La « littérature documentaire » est née dans les années 1920 en U.R.S.S. (Tretiakov et le groupe LEF). De là, elle a gagné l'Allemagne (Piscator, la littérature prolétarienne) et même les États-Unis. Engagée à gauche, elle fait appel au document authentique dans un but d'information et d'agitation politique, pour dénoncer l'oppression et l'injustice sociale, le fascisme, le colonialisme et appeler à la lutte. Mais l'utilisation du document brut ne pose pas seulement des problèmes esthétiques, elle peut nuire aussi à l'efficacité souhaitée. En fait, l'acte créateur de l'artiste intervient toujours pour arranger les documents ou, au moins, pour les sélectionner et les « monter » à des fins didactiques. Le courant documentaire est représenté en poésie par E. Fried et H. M. Enzensberger. Pour la prose, on peut distinguer les interviews (E. Runge), les documentations (F. C. Delius, R. Lettau, A. Kluge) et les reportages (G. Wallraff et les auteurs du Werkkreis). Au théâtre, tandis que R. Hochhuth (le Vicaire, 1963) utilise encore des documents comme un auteur de drames historiques, H. Kipphardt (l'Affaire Oppenheimer, 1964) ou P. Weisse (dans son oratorio sur le procès d'Auschwitz, 1965) mettent directement en scène les événements (procès) historiques et utilisent largement le texte authentique des débats. La Dokumentarliteratur est une tentative pour continuer à écrire après la « mort de la littérature » proclamée en 1968 par H. M. Enzensberger.

Dolet (Étienne)

Imprimeur et humaniste français (Orléans 1509 – Paris 1546).

Après des études de lettres à Paris et en Italie, puis de droit à Toulouse, il est correcteur chez l'imprimeur lyonnais Gryphius. Arrêté pour le meurtre d'un peintre qui l'avait attaqué dans la rue, il est gracié par la reine de Navarre.

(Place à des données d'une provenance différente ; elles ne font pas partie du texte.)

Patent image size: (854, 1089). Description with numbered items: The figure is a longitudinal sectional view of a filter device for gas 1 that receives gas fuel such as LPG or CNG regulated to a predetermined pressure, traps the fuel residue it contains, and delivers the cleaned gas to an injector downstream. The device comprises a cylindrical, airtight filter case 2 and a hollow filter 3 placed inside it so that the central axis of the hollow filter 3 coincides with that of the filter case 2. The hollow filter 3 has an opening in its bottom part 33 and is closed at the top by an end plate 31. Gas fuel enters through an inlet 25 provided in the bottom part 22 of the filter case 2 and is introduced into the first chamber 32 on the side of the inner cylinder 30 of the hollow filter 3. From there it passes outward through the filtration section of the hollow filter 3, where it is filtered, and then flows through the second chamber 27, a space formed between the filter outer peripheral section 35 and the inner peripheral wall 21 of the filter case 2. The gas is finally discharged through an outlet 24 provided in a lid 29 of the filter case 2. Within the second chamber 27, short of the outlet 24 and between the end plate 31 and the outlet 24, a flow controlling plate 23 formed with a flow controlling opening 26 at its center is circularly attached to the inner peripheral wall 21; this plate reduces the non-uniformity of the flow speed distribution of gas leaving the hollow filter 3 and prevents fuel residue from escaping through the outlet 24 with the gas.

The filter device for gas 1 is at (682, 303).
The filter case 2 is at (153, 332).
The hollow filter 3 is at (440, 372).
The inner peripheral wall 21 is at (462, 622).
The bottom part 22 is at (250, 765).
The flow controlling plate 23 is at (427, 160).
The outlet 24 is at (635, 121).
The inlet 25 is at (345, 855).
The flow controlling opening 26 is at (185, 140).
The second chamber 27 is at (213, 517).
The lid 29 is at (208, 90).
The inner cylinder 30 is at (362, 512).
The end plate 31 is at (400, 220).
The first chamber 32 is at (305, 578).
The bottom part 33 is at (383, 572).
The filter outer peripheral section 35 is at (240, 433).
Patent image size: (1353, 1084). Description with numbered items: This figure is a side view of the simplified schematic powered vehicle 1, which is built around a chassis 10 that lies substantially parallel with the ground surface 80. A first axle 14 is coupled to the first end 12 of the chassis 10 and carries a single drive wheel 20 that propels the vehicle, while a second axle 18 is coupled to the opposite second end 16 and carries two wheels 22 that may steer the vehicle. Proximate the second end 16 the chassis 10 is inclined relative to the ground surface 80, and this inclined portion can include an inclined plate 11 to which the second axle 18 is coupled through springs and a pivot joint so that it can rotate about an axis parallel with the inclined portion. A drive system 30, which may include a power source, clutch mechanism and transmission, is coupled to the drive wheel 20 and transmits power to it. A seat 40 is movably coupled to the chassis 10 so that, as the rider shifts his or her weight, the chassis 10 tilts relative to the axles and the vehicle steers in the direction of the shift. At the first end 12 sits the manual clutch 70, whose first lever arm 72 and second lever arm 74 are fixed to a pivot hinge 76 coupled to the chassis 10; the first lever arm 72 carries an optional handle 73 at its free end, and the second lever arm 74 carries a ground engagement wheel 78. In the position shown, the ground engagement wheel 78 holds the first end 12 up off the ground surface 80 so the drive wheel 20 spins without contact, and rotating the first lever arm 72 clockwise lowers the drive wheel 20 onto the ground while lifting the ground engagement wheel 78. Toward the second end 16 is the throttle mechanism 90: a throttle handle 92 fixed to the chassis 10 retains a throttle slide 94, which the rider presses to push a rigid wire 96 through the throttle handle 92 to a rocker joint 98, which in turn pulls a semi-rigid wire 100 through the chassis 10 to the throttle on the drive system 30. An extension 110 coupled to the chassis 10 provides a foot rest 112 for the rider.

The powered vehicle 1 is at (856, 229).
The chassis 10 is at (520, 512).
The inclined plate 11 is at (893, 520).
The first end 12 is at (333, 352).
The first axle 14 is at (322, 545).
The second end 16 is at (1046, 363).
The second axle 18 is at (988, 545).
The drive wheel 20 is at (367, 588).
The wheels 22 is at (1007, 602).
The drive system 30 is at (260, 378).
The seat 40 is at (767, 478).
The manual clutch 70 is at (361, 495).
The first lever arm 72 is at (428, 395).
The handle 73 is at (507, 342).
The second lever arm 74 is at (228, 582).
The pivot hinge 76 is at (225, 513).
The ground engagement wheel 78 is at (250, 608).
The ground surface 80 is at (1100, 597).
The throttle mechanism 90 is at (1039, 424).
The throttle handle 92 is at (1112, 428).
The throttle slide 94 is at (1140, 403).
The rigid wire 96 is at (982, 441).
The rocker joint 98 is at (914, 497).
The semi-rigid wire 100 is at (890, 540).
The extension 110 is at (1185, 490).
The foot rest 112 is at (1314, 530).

Il obtient un privilège d'imprimeur, mais, dénoncé, en 1542, par des collègues jaloux, il est incarcéré quinze mois. Deux ans plus tard, ses ennemis récidivent : nouvelle arrestation. Il s'évade, mais il est repris. Convaincu d'impiété, il est condamné par le parlement à être brûlé vif place Maubert. Ses travaux sont de trois ordres. Des travaux d'édition : les œuvres de Marot, d'Héroët, le Gargantua de Rabelais, des éditions de Virgile, Térence, Cicéron, César, etc. Des ouvrages historiques et littéraires : une histoire de François Ier, des vers latins, deux ouvrages consacrés à son fils Claude et le Second Enfer (1544), imité de Marot. Mais la partie la plus importante de son travail est son œuvre philologique : le Dialogus de imitatione ciceroniana (1535), défense de l'orateur latin qui répond au Dialogus ciceronianus d'Érasme, la Manière de bien traduire d'une langue en autre (1540), sur les problèmes de traduction du grec et du latin, mais aussi sur l'orthographe française et la ponctuation et, surtout, les Commentarii linguae latinae (1536-1538), répertoire de la langue latine dans lequel les mots sont classés et expliqués selon leurs relations sémantiques.